Everyone with even the slightest interest in politics has noticed more than once that the population and the government of the United Kingdom consider themselves to be representatives of a country that occupies a leading position in the Western Hemisphere. This belief did not develop in a vacuum. For several centuries, Great Britain really controlled vast territories scattered throughout the world.
British colonial empire
The map of a small island state began to increase at the very beginning of the 17th century. It was then, in 1607, that the British founded the first settlement in North America. At the same time, with the emergence of the East India Company (a commercial enterprise created by decree of Elizabeth I), the colonization of India began.
After the completion of the Bourgeois Revolution (1645), which marked the transition of the state from an absolutely monarchical to a bourgeois system, England, through armed confrontation with competing Spain and France, took control of the main partNorth American continent.
The Royal African Company, whose main source of income was the slave trade, as well as gold mining on the western coast of Africa, was established in 1660 and lasted until 1752. It is the slave trade (about 3.5 million people were transported) that is considered the economic basis of the First British Empire.
Maps changed throughout the entire period of its existence. In subsequent years, as a result of an expansive (aggressive) policy, all of India, the island of Ceylon, Australian and New Zealand territories came under the control of the country.
The status of the largest colonial empire, "on which the sun never sets", England received by the middle of the 19th century.
The British Empire at its peak
The map of all the possessions of the United Kingdom of that period is conventionally divided into two parts:
- colonies consisting of settlers;
- conquered territories.
Inhabitants of the resettlement colonies were mostly English migrants. In favorable conditions for the population, a regime of administrative and later political autonomy was soon established.
Thirteen metropolitan areas (territories ruled by the owner state) were cut off from the map of the British Empire due to the American Revolutionary War (1775-1783), caused by exorbitant taxation by the authorities. The passing of the British North America Act changed the administrative status of Canada. As a result of the Constitution of 1867, shebecame a dominion of Great Britain (an independent state within the empire, recognizing the supremacy of the monarch, and ruled by a local governor-general).
Managing conquered lands
The caste structure of society, tribal disagreements, territorial and linguistic disunity, fragmentation (more than 600 fiefs) contributed to the formation of the second type of colonies on the lands of India. Following the troops, merchants and industrialists moved to the occupied lands. Territories were subjected to systematic robbery, English customs and language were imposed, national identity was limited.
The motto of politics has become the slogan: "Divide and Conquer", according to which the best system for managing the occupied territories is to incite hostility between population groups and use it in the interests of the conquerors. Numerous rebellions, the most famous of which was the Sepoy Rebellion of 1857, were suppressed with unprecedented brutality.
Permanent military conflicts forced the government to revise the administrative system of India. The East India Company was disbanded, the behavior of whose representatives caused massive claims from the local population. The administration was headed by a Governor-General or Viceroy, who was subordinate to the Ministry of Indian Affairs, deliberately created to change the situation; The English queen was proclaimed Empress of India. Administrative reforms had onlyformal result and did not bring significant improvements to the lives of the local population.
Ireland, conquered in the 12th century and destroyed during the second military expansion, without a normally functioning economy, became part of the United Kingdom in 1800. The English aristocrats, who owned estates here, shamelessly oppressed the population. The Irish, who did not join the flow of mass immigration and remained in their native land, lived in extremely miserable conditions. The local liberation movement forced the government to change and in 1869-1870 it issued a series of decrees somewhat equalizing the rights of the Irish with the British. Unfortunately, the innovations affected only the we althy stratum of society.
Seizure of Dutch possessions
By the end of the century, industrial Germany and the United States replaced the UK from leading positions in the world economy, its leadership was lost. An increase in the number of colonies seemed the only way out for the English bourgeoisie. A number of Arab and African territories, as well as the rest of India (Burma), came under the control of the United Kingdom as a result of a series of brutal wars against the Netherlands.
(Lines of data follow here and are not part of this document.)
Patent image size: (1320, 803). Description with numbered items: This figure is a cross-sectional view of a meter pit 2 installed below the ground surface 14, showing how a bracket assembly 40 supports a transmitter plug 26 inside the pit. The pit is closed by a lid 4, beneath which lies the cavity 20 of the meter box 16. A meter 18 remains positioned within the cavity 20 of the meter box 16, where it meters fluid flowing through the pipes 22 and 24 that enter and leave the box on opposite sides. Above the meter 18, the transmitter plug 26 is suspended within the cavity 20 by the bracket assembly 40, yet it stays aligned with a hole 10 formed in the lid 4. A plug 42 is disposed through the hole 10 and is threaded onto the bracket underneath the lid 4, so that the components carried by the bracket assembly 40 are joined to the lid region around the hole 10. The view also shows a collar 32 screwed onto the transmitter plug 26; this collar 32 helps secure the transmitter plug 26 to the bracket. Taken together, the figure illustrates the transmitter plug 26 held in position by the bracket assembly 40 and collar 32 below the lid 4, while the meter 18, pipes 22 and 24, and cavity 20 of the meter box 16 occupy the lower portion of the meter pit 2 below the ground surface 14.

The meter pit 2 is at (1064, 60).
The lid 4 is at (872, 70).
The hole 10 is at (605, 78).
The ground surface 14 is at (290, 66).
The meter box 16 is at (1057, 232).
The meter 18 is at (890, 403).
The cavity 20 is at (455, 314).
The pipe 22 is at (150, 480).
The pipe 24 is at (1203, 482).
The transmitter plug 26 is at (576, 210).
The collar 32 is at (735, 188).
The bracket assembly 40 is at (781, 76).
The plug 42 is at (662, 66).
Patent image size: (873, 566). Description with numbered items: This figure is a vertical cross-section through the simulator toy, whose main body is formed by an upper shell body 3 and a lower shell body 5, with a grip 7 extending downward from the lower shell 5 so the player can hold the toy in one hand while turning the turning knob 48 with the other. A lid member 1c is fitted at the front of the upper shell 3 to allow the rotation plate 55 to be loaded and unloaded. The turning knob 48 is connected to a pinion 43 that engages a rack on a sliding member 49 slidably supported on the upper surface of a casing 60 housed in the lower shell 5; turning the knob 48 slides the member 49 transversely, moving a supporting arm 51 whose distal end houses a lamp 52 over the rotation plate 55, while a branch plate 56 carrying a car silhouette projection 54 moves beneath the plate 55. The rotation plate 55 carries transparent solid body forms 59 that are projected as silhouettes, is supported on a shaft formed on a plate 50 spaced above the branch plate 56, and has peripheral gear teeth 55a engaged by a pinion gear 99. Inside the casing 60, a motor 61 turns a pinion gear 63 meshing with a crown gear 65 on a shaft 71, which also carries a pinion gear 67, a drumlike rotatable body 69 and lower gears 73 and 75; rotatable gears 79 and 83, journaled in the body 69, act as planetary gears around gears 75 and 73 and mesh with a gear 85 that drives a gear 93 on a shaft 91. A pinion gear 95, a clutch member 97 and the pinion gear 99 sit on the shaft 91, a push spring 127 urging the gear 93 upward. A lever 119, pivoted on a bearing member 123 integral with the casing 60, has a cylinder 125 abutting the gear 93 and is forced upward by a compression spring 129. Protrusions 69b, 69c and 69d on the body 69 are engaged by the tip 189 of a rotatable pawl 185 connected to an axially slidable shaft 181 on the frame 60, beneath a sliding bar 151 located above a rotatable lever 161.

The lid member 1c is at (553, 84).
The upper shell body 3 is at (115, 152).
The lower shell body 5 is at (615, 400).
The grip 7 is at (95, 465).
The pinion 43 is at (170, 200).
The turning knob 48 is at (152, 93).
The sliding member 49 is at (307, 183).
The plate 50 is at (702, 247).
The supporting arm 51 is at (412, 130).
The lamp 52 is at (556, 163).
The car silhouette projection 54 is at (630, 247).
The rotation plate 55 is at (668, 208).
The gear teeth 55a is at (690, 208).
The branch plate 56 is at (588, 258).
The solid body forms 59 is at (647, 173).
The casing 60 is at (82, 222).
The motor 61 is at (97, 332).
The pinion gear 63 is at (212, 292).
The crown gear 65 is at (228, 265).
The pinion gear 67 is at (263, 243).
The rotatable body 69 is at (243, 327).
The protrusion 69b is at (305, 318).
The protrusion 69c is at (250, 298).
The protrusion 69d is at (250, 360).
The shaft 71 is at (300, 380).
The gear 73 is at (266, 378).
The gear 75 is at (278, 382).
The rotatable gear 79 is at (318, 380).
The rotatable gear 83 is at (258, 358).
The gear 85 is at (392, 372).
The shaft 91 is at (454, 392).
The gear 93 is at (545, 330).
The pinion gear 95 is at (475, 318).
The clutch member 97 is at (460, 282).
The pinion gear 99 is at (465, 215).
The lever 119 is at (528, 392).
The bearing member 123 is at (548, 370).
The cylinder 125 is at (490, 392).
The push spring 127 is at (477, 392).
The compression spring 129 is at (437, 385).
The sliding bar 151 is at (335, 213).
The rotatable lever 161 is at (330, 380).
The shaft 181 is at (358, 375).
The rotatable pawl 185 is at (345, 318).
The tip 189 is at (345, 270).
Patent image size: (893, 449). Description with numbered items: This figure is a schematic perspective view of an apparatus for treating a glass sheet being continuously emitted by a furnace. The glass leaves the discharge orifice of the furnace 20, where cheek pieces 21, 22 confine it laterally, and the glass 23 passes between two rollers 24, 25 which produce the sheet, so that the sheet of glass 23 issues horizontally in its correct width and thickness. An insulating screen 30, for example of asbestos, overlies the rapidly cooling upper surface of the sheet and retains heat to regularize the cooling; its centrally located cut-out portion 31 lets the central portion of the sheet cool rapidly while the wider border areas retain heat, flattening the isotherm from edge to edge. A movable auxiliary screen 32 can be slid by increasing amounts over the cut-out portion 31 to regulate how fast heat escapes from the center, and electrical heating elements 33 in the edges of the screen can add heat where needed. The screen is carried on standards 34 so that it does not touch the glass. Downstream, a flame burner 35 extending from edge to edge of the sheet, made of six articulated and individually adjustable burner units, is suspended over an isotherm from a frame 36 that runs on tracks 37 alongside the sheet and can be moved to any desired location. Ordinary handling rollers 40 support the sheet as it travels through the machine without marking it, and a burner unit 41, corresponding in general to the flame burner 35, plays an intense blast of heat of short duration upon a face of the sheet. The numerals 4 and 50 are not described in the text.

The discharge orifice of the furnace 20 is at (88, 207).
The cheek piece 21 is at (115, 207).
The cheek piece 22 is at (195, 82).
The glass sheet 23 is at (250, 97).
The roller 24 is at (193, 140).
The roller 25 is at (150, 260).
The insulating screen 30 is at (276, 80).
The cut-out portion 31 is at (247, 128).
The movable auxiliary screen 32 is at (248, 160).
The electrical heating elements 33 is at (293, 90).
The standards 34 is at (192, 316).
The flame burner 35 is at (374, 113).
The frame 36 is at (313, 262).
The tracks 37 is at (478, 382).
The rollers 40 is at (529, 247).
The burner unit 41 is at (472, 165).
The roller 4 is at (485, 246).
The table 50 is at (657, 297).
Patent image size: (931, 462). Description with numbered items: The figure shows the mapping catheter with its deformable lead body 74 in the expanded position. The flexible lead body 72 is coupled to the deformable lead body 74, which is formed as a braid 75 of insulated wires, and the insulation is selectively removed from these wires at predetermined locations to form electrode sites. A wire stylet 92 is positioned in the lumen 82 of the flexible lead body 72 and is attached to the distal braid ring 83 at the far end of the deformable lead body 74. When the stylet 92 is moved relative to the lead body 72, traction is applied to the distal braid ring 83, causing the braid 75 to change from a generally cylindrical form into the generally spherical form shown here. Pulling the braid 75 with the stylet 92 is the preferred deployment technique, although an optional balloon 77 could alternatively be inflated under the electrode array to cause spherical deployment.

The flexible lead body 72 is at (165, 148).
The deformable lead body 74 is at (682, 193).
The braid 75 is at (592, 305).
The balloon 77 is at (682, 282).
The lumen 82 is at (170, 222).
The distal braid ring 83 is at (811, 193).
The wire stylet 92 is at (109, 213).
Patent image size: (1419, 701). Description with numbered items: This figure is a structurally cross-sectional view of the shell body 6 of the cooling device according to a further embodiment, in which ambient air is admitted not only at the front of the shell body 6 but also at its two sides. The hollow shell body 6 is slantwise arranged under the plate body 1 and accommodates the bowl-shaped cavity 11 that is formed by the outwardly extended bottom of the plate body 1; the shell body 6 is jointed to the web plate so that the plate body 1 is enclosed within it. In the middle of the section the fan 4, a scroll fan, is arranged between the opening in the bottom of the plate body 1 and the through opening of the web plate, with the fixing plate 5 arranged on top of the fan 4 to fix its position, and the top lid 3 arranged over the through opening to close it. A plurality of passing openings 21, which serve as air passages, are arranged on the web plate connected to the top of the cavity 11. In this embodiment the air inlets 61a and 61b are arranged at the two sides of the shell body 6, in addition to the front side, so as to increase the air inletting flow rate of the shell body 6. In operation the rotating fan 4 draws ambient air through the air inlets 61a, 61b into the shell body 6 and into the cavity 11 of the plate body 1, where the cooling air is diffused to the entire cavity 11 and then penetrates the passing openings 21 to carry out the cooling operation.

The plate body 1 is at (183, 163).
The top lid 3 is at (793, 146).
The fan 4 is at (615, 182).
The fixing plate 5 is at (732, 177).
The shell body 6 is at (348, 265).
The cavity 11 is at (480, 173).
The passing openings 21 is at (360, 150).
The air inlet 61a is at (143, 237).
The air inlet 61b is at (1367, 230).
Map of the British Empire of the 19th century, a continental state with a territory of just over 200 thousand square meters. km and a population of less than 40 million people, was an empire with an area of more than 30 million square meters. km and a population of half a million people.
The collapse of the empire
Smallthe state, which had exorbitant imperial ambitions, at the end of the 19th and beginning of the 20th century could no longer cope with the management of vast territories and was forced to make a number of concessions. Australia became a union of five administratively autonomous states and was cut off from the map of the British Empire following the Constitution of 1867, which united the Australian colonies of the United Kingdom. The Union of South Africa became a British dominion in 1910.
Due to the mass immigration from the British Isles of the English-speaking population to the dominion countries, a significant stratum of the literate population has been created there. The independence and role of controlled states in world political and economic processes increased. These trends contributed to the gradual reduction in the size of the map of the British Empire. In the first half of the 20th century, the British dominions united and received the name "Commonwe alth of Nations", which is still used today.